Fidelity, Florida Review Ties to Fisher: Report

The moves come days after pension funds in Michigan and Philadelphia chose to divest assets held with Fisher Investments.

Ken Fisher, founder and chairman of Fisher Investments (Photo: Jonathan Fickies/Bloomberg via Getty Images)

A week after advisor Ken Fisher made crude remarks at an industry event, Fidelity Investments is taking him to task and reviewing its relationship with the firm, which manages about $500 million of its assets, according to a report. 

The news comes about four days after Michigan’s pension fund said it would pull $600 million in assets from Fisher Investments.

“We are very concerned about the highly inappropriate comments by Kenneth Fisher. The views he expressed do not align in any way with our company’s values,” Fidelity spokesman Vincent Loporchio told Bloomberg. “We do not tolerate these types of comments at our company and Fidelity Strategic Advisers is reviewing this relationship.”

Fidelity Strategic Advisers oversees managed accounts and lists Fisher as a sub-advisor for its $8 billion Small-Mid Cap Fund.

Meanwhile, the state of Florida’s pension fund is also looking at its relationship with Fisher Investments. The pension fund has “about $175 million with Fisher,” according to a Bloomberg report that cited spokesman John Kuczwanski.

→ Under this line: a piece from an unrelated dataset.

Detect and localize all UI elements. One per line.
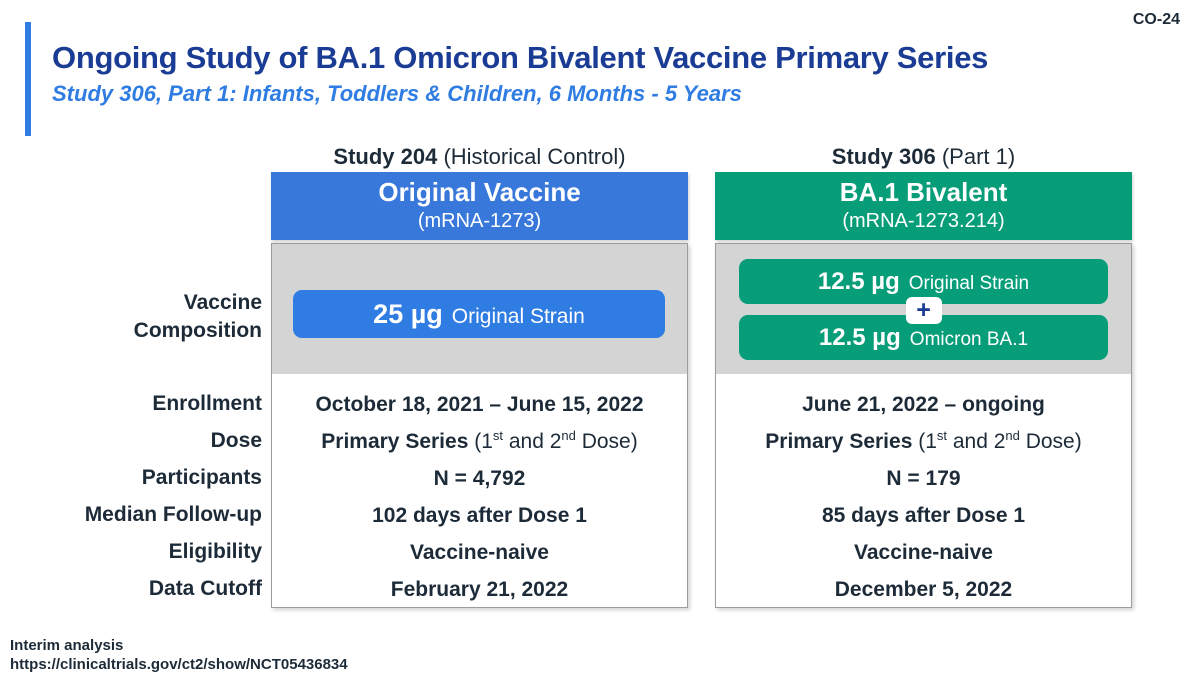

The Florida State Board of Administration’s policies “require our employees and service providers to foster positive business and personal practices designed to ensure that everyone is treated with respect and dignity,” Kuczwanski said in a statement Tuesday.

Plus, the Philadelphia Board of Pensions said it decided Thursday to divest $54 million held with Fisher Investments to “protect the assets of the fund from the consequences of Mr. Fisher’s inappropriate comments,” the news report added.

On Friday, Michigan Chief Investment Officer Jon Braeutigam said in a letter obtained by multiple news publications: “All were in unanimous agreement that prompt termination is the correct course of action. There is no excuse to not treat everyone with dignity and respect. We have high expectations of our managers (and staff), not just with regards to returns but also in how they exhibit integrity and respect to all individuals.”

Also in the letter, Braeutigam said that while Fisher Investments’ “performance has been good (beating the S&P 1500). …, this history does not outweigh the inappropriateness of the comments made by the founder.”

Conference Conduct

Fisher made his lewd comments at the Tiburon CEO Summit on Tuesday. The following day attendee and advisor Alex Chalekian posted a video on Twitter criticizing the remarks; it has nearly 139,000 views.

Afterward, Fisher questioned the negative attention his comments were receiving, before apologizing. He has been barred from future events organized by Tiburon Strategic Advisors. 

Early Friday, Cambridge Investment Research President and CEO Amy Webber said she believed there should be a code of conduct at industry events. Others members of the industry explained that the industry should use this situation as an opportunity for change that can bring more women, younger individuals and others to its ranks.

Webber explained that, although she was not at the Tiburon CEO Summit, she believes that “not only should there be a professional code or conduct and a culture of inclusion at all industry events, those policies have to be enforced and honored,” according to a statement. 

The executive adds that such policies should include “organizers, moderators and attendees.” Furthermore, “We must get to a point where this industry, male dominated or not, carries a culture of respect,” Webber said. 

Turning Point

Asked if this week’s callout of Fisher’s comments and response to it represents a watershed for the industry, Bair Financial Planning President Marci Bair responded: “Yes. It sparked enough interest and conversation that hopefully it’s not just a two-day event.”

What’s changed/? “This is the first public acknowledgement of the behavior of someone … in financial services who’s that well known and that high profile,” Bair said. 

“Today, with social media, it’s easy to put something out there — which Ken Fisher and others need to be aware of,” the certified financial planner added. 

“I hope it is a turning point in financial services, so that advisors and others will think before they speak,” Bair said. “And as we put together conferences and invitations we will vet [speakers] better and have more diversity and inclusion of those we ask to speak.”

Though Fisher has apologized for causing offense, “He also was like, ‘I always talk this way. What’s the big deal?” she noted. 

(“I have given a lot of talks, a lot of times, in a lot of places and said stuff like this and never gotten that type of response,” Fisher told Bloomberg. “Mostly the audience understands what I am saying.”)

But the video criticizing his remarks “shows the changing of advisors’ attitudes,” Bair said. 

“This time was different, because Alex spoke aout out and others supported him,” she said. “Plus, Chip Roame of Tiburon Strategic Advisors came out swift and visible as well. They should be commended for not ducking and hiding.”